I agree that one must deeply understand the process to drive improvement, but do not agree that is the role of the facilitator.  As a lean facilitator, one has to cover many different processes and areas.  To expect the facilitator to deeply understand every process would greatly reduce the pace of learning and growth.

The facilitator must teach the ones improving the process to go see, ask why, and show respect.  They must turn the people back to the process to learn more until they truly have enough information to make improvements.  If the facilitator himself/herself must learn the process, you bring the temptation to give answers and opinions instead of letting the problem solvers learn for themselves. 

Claire Everett October 5, 2017

I agree with Eric, but how you're using the term facilitator impacts what the 'correct' answer is.

I've heard people use it as another ame for team leader, I do not believe this is a correct usage, but in this case they would need to have a deep understanding of the process being improved.

However a facilitator is supposed to be someone who is not impacted by the process who is trained in understanding group dynamics and process improvement who leads the methodology without contributing any ideas or opinions.  In this case it's an advantage to know nothing about the process so that you aren't tempted to offer suggestions.

Michael Ballé October 6, 2017

Well, guys, of course you would - you're recreating our traditional thinking in lean terms.

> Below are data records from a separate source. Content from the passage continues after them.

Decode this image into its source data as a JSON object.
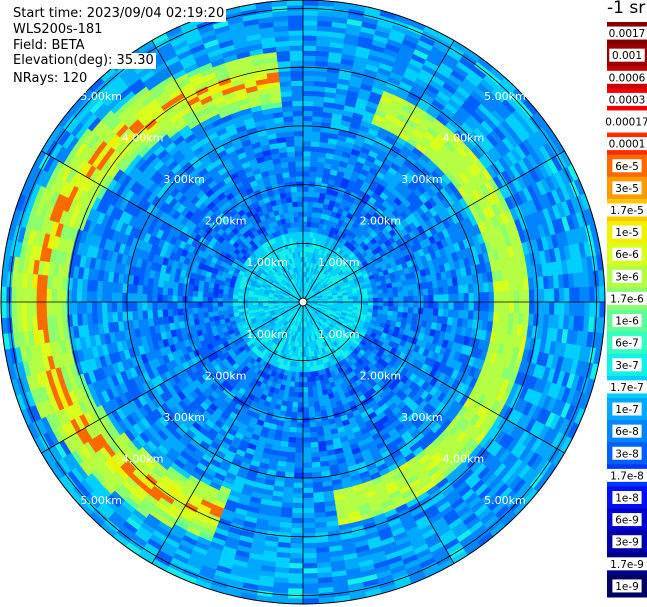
{
  "header": {
    "start_time": "Start time: 2023/09/04 02:19:20",
    "instrument": "WLS200s-181",
    "field": "Field: BETA",
    "elevation": "Elevation(deg): 35.30",
    "nrays": "NRays: 120"
  },
  "colorbar": {
    "units": "-1 sr",
    "labels": [
      "0.0017",
      "0.001",
      "0.0006",
      "0.0003",
      "0.00017",
      "0.0001",
      "6e-5",
      "3e-5",
      "1.7e-5",
      "1e-5",
      "6e-6",
      "3e-6",
      "1.7e-6",
      "1e-6",
      "6e-7",
      "3e-7",
      "1.7e-7",
      "1e-7",
      "6e-8",
      "3e-8",
      "1.7e-8",
      "1e-8",
      "6e-9",
      "3e-9",
      "1.7e-9",
      "1e-9"
    ],
    "colors": [
      "#800000",
      "#9a0000",
      "#c80000",
      "#f00000",
      "#ffffff",
      "#ff2a00",
      "#ff6a00",
      "#ff9a00",
      "#ffc800",
      "#f0f000",
      "#d8ff1e",
      "#b4ff43",
      "#8cff6b",
      "#60ff96",
      "#36ffc2",
      "#14f0e8",
      "#00d0ff",
      "#00a8ff",
      "#0084ff",
      "#0060ff",
      "#0038ff",
      "#0010f0",
      "#0000cc",
      "#0000a8",
      "#000086",
      "#000064"
    ]
  },
  "chart_data": {
    "type": "heatmap",
    "projection": "polar PPI",
    "field": "BETA",
    "scale": "logarithmic",
    "value_range": [
      1e-09,
      0.0017
    ],
    "nrays": 120,
    "range_rings_km": [
      1,
      2,
      3,
      4,
      5
    ],
    "ring_labels": [
      "1.00km",
      "2.00km",
      "3.00km",
      "4.00km",
      "5.00km"
    ],
    "radial_spokes_deg": [
      0,
      30,
      60,
      90,
      120,
      150,
      180,
      210,
      240,
      270,
      300,
      330
    ],
    "features": {
      "background_beta": "3e-8 to 6e-7",
      "arc_beta": "1e-5 to 1.7e-5",
      "arc_peak_beta": "1e-4 to 3e-4",
      "arc_range_km": [
        3.8,
        4.5
      ],
      "arc_azimuth_deg": [
        200,
        355
      ]
    }
  }
}
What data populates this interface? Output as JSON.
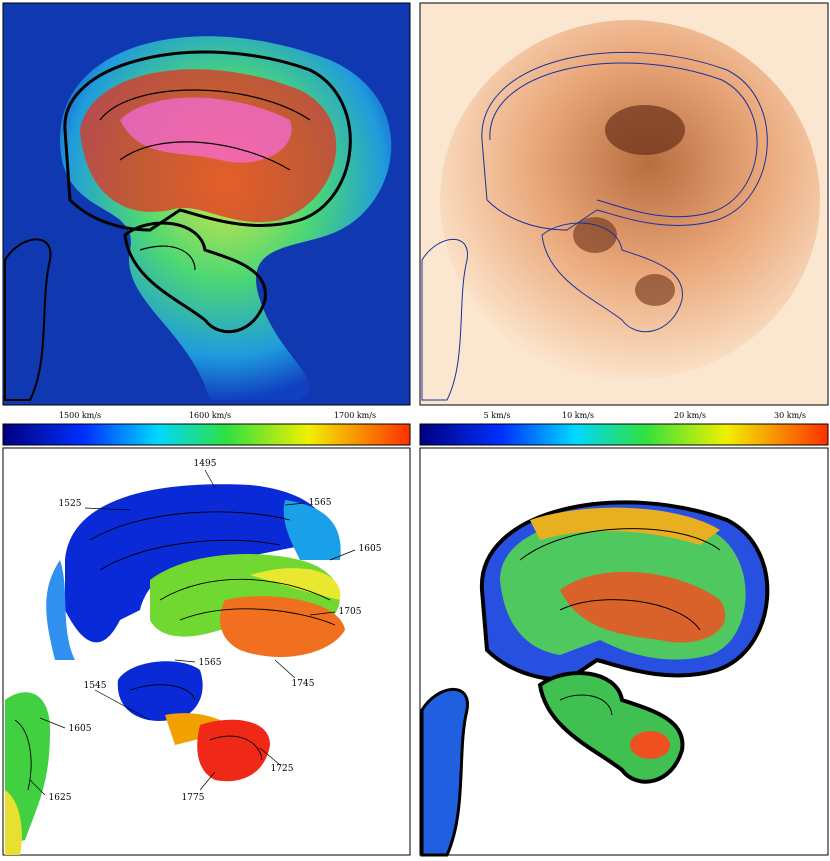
{
  "colorbars": {
    "velocity": {
      "labels": [
        "1500 km/s",
        "1600 km/s",
        "1700 km/s"
      ]
    },
    "dispersion": {
      "labels": [
        "5 km/s",
        "10 km/s",
        "20 km/s",
        "30 km/s"
      ]
    }
  },
  "velocity_map": {
    "contour_labels": [
      "1495",
      "1525",
      "1565",
      "1605",
      "1705",
      "1745",
      "1565",
      "1545",
      "1605",
      "1625",
      "1725",
      "1775"
    ]
  }
}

Break the mold ;^)

The chaps who invented TPS, 1) learned to build cars from scratch, and 2) build plants on paddy fields and 3) realized this would never be enough to compete with the America industrial machine, so went one further and sought productivity in kaizen and flexibility.

Of course you've got to understand the technical process to steer improvement, that's just common sense. You may not have to know how to do it (though it helps) but at least you must deeply grasp the fundamental issues.

If not you get a lot of ritual improvement activities which don't move the ball forward - ask Toyota people what happens when the Japanese trainers leave ;^)

Eric October 6, 2017

Perhaps that explains the slow spread of lean thinking. If one can only apply lean thinking to processes where they have some level expertise, there is little opportunity to transfer knowledge to other fields. What advice would you give for someone looking for ways to apply lean thinking outside of their core competency (an engineer in the medical field for example)?